Les Inrockuptibles

The Mountain Goats

Getting into Knives Merge Records/Modulor

- Arnaud Ducome

Le plus grand des songwriter­s méconnus John Darnielle signe une nouvelle réussite avec ce dix-neuvième album.

IL Y A DES CHOSES QU’ON N’EXPLIQUE PAS EN MUSIQUE, comme cette complicité profonde, ces amitiés immédiates qui s’installent naturellem­ent avec certains musiciens. A l’image de songwriter­s tels que Jonathan Richman ou Stephin Merritt (The Magnetic Fields), John Darnielle fait partie de ceux que l’on n’oublie jamais malgré leur relative discrétion. Bonne nouvelle, il revient déjà avec un nouvel enregistre­ment des Mountain Goats, Getting into Knives.
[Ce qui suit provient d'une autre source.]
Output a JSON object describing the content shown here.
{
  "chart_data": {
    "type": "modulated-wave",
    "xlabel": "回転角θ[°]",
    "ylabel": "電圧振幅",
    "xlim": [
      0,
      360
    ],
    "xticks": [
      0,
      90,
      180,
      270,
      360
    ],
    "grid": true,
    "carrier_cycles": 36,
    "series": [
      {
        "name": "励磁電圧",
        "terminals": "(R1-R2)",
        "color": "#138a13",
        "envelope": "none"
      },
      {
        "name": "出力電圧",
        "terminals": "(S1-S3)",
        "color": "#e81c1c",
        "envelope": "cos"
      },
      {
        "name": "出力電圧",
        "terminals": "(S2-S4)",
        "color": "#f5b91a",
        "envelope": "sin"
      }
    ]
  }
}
Avec plus de six cents chansons au compteur, le prolifique Américain a toujours su captiver son public avec ses histoires de blessures au coeur, de fins tragiques ou de déglingue – tragicoméd­ies du quotidien taillées avec un sens du détail délirant et un humour implacable. Depuis ses premiers albums sur cassettes – grandes claques lo-fi servies en moins de trois minutes –, le rêveur binoclard a prouvé qu’il savait faire tenir tout un univers sensible et intime sur la courte durée d’un brûlot punk. La voix nasillarde de Darnielle, à la fois forte et fragile, prête à dérailler, est à même de tirer des larmes au premier gardien de prison venu. Composé et enregistré en studio (tout juste avant le confinemen­t), à Memphis, avec Peter Hughes, Jon Wurster et Matt Douglas, Getting into Knives fait suite au récent Songs for Pierre Chuvin, projet enregistré en dix jours seulement sur l’infatigabl­e “boombox” Panasonic. Ce disque, plus travaillé et électrique, fut l’occasion de s’entourer d’invités, dont Charles Hodges, organiste de talent qui collabora avec Al Green. Rien de fondamenta­lement nouveau dans ces treize titres, on retrouvera avec plaisir l’instrument­ation précieuse et classique du groupe ; ces morceaux enlevés où la mélancolie s’invite sans crier gare. Entre amours impossible­s, écueil de la célébrité, saynètes amères et chasse aux loups, le bizarre côtoie un style toujours impeccable dans ce recueil intime. On n’écrit jamais mieux que sur ce que l’on connaît, et ce vieux briscard de John Darnielle ne l’a que trop bien compris. Sa folk pop débraillée dégage toujours cette humilité rare et désarmante. Un album qui rend heureux, c’est déjà beaucoup.